Essa tecnologia está agora se aproximando da ferrovia. A empresa de pesquisa MoniRail garantiu £ 1,25 milhão adicional do programa de tecnologia quântica do governo do Reino Unido para avançar no trabalho. O financiamento apoia a próxima fase do roteiro do Sistema de Navegação Inercial Quântica Ferroviária (RQINS), que visa desenvolver a navegação quântica para o metrô de Londres – e potencialmente para a rede ferroviária nacional mais ampla.

A abordagem da MoniRail vai além do simples posicionamento. Os sensores instalados nos trens já fornecem uma maneira não invasiva de monitorar as condições dos trilhos, coletando dados sobre a qualidade da viagem e sinalizando falhas emergentes em tempo real.

Naturalmente, os comboios já possuem sistemas de localização baseados em vias, mas normalmente baseiam-se no facto de um comboio estar dentro de um “bloco em movimento”, pelo que a sua precisão é de metros em vez de centímetros. Se você quiser monitorar as condições da pista, quanto mais precisa for a localização da falha suspeita, menos tempo a equipe gastará para repará-la.
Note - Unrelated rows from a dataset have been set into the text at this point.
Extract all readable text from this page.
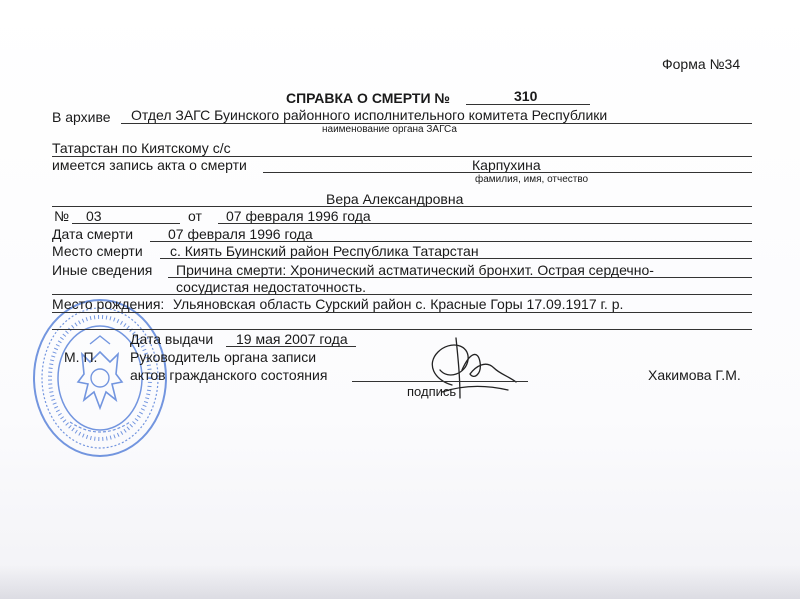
Форма №34
СПРАВКА О СМЕРТИ №	310
В архиве Отдел ЗАГС Буинского районного исполнительного комитета Республики
наименование органа ЗАГСа
Татарстан по Киятскому с/с
имеется запись акта о смерти	Карпухина
фамилия, имя, отчество
Вера Александровна
№ 03	от 07 февраля 1996 года
Дата смерти 07 февраля 1996 года
Место смерти с. Киять Буинский район Республика Татарстан
Иные сведения Причина смерти: Хронический астматический бронхит. Острая сердечно-
сосудистая недостаточность.
Место рождения: Ульяновская область Сурский район с. Красные Горы 17.09.1917 г. р.
Дата выдачи 19 мая 2007 года
М. П. Руководитель органа записи
актов гражданского состояния
подпись
Хакимова Г.М.
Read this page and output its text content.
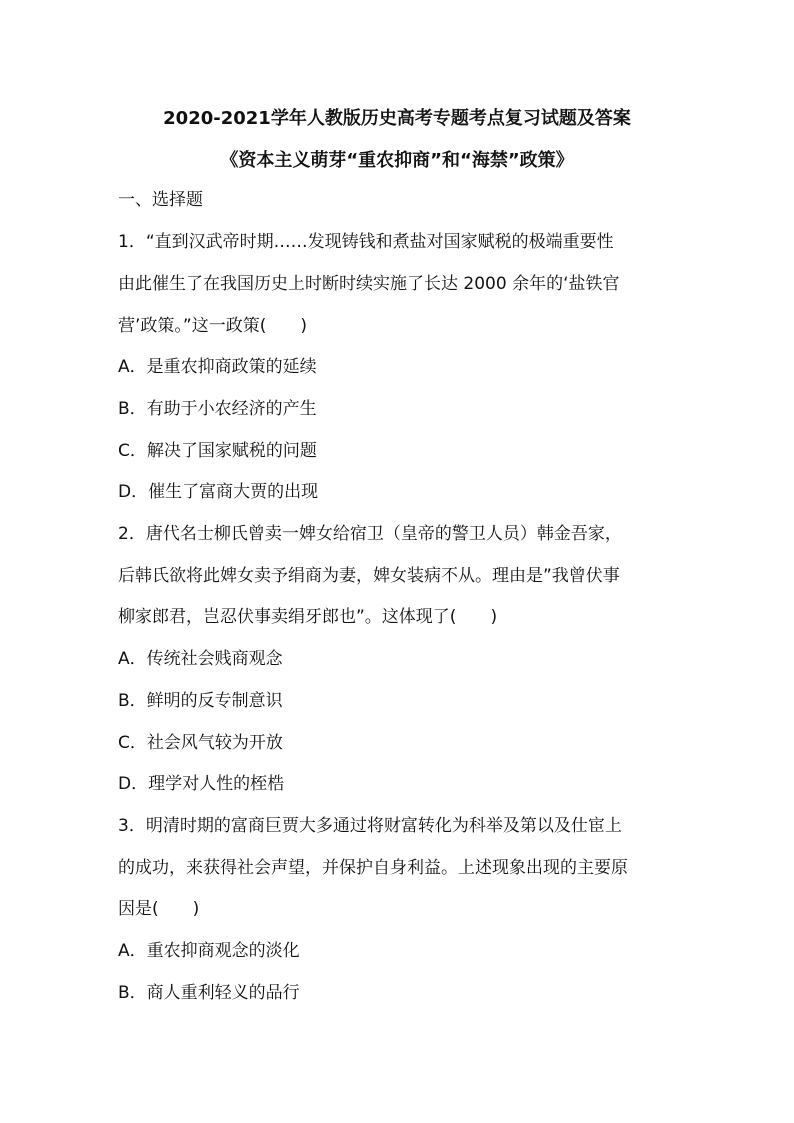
2020-2021学年人教版历史高考专题考点复习试题及答案
《资本主义萌芽“重农抑商”和“海禁”政策》
一、选择题
1．“直到汉武帝时期……发现铸钱和煮盐对国家赋税的极端重要性
由此催生了在我国历史上时断时续实施了长达 2000 余年的‘盐铁官
营’政策。”这一政策(　　)
A．是重农抑商政策的延续
B．有助于小农经济的产生
C．解决了国家赋税的问题
D．催生了富商大贾的出现
2．唐代名士柳氏曾卖一婢女给宿卫（皇帝的警卫人员）韩金吾家，
后韩氏欲将此婢女卖予绢商为妻，婢女装病不从。理由是”我曾伏事
柳家郎君，岂忍伏事卖绢牙郎也”。这体现了(　　)
A．传统社会贱商观念
B．鲜明的反专制意识
C．社会风气较为开放
D．理学对人性的桎梏
3．明清时期的富商巨贾大多通过将财富转化为科举及第以及仕宦上
的成功，来获得社会声望，并保护自身利益。上述现象出现的主要原
因是(　　)
A．重农抑商观念的淡化
B．商人重利轻义的品行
A navegação quântica poderia reduzir essa incerteza para centímetros, tornando muito mais rápido identificar exatamente onde está um defeito. No subsolo, ele poderia fornecer o tipo de precisão de localização que os passageiros esperam acima do solo – ao mesmo tempo que atua como um substituto robusto acima do solo se o GPS não estiver disponível.

Pode parecer bom ter, mas em tempos difíceis, não seria irrealista esperar que um governo hostil (ou explosões solares) destruísse as redes de satélite, com impactos substanciais na sociedade, especialmente porque as estimativas sugerem que um único dia de interrupção do GPS poderia custar à economia do Reino Unido mais de 1,4 mil milhões de libras. Um sistema que pode continuar a funcionar independentemente da infra-estrutura espacial de repente parece menos um luxo e mais uma apólice de seguro.

Desde que o veículo tenha um ponto de partida conhecido, os acelerómetros quânticos podem continuar a monitorizar o seu movimento com precisão, independentemente do que esteja a acontecer acima da atmosfera. Em outras palavras, o futuro da navegação móvel pode depender de átomos superfrios se comportando de maneira muito estranha.

O projeto está sendo realizado em colaboração com Transport for London, QinetiQ, PA Consulting, Imperial College London e University of Sussex.

Steve Venables, engenheiro sênior da Transport for London, disse: “Ser parceiro no projeto RQINS destacou o potencial transformador da navegação quântica e a importância do investimento e da colaboração contínuos para dar vida a essas inovações. Comprometemos nosso apoio e parcerias com a indústria e a academia para fornecer benefícios tangíveis à infraestrutura ferroviária do Reino Unido, com foco no impacto no mundo real e na resiliência de longo prazo. Esperamos fazer parte do roteiro de desenvolvimento nesta próxima fase de financiamento do UKRI”.